Nous l’avons vu, les enfants de harkis qui ont grandi dans les camps ont pris conscience, au fil du temps, qu’ils constituaient une catégorie de Français foncièrement à part. Néanmoins, à aucun moment, ils n’ont été en mesure de se révolter collectivement contre le « système carcéral » et leurs conditions de vie. Jusqu’alors les révoltes sont diffuses, sporadiques. M’Hamed Laradji, dans ce climat de tension latente, apparaît donc comme l’homme providentiel, celui par qui tout devient possible. Il organise des actions spectaculaires.
Second niveau, qu’il convient de ne pas négliger : les enfants de harkis.

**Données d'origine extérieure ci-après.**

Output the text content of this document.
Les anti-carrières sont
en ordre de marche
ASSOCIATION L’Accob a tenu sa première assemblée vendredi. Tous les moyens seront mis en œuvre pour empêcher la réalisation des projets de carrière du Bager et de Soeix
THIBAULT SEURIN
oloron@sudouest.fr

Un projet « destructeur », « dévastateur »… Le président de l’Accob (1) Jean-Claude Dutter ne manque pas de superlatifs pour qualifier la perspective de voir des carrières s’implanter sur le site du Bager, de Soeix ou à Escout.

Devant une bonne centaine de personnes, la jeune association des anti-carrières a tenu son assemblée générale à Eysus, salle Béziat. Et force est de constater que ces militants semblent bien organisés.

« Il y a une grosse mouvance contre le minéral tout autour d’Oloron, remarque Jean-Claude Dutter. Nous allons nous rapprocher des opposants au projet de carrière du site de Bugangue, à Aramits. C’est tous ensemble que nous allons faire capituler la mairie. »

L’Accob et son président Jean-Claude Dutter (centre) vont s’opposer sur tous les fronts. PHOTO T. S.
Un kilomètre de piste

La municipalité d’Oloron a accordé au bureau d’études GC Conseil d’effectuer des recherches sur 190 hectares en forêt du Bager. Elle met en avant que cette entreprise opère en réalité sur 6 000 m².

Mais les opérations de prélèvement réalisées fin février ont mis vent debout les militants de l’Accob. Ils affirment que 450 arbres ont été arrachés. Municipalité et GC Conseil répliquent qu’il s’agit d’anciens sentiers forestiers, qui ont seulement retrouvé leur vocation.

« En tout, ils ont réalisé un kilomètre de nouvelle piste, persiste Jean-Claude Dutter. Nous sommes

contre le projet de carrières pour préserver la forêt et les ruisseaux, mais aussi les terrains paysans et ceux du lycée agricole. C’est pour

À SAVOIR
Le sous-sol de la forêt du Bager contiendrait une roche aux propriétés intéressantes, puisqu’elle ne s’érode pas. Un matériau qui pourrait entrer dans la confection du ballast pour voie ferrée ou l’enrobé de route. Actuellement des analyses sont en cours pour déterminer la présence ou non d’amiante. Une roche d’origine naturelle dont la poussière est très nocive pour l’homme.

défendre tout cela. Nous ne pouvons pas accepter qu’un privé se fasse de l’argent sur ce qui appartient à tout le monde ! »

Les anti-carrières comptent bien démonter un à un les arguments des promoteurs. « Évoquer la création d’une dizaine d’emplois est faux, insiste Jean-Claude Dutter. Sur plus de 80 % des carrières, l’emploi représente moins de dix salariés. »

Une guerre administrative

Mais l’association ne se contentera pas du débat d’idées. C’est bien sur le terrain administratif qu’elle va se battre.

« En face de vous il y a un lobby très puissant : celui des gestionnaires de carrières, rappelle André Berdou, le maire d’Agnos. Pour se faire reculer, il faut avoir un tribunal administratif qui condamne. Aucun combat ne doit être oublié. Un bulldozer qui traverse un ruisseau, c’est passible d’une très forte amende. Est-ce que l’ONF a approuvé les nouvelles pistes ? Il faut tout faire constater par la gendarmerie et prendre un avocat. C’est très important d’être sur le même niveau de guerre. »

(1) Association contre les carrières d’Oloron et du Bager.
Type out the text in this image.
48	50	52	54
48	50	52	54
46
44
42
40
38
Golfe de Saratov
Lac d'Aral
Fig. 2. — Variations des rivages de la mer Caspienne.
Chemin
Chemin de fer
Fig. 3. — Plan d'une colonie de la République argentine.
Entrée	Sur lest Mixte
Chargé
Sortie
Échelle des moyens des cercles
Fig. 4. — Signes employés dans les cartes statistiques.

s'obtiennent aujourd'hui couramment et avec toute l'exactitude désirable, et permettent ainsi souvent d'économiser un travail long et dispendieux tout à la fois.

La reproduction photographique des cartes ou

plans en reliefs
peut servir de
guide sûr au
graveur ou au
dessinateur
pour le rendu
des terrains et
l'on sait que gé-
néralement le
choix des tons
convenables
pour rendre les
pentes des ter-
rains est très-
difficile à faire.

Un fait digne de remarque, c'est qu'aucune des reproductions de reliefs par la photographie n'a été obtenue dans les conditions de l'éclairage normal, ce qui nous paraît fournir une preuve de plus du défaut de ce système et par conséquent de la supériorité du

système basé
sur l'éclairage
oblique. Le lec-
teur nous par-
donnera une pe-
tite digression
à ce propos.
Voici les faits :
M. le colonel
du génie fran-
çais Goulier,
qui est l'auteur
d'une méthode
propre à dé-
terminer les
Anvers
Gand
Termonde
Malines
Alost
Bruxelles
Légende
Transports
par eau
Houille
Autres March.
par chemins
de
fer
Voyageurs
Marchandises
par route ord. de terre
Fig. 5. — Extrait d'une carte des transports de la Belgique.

S’il est indéniable que la révolte de 1975 n’aurait vraisemblablement pas eu lieu sans M’Hamed Laradji, néanmoins, ses revendications trouvent un large écho auprès des enfants de harkis, les amenant à prendre les armes. M’hamed Laradji est le stratège d’une mutinerie dont les acteurs centraux sont les enfants des ex-supplétifs.
Si ces derniers, comme nous allons le voir ci-après, furent quelque peu manipulés, cependant, les événements de l’été 1975 précipitent la fermeture des camps de Bias et de Saint-Maurice-l’Ardoise.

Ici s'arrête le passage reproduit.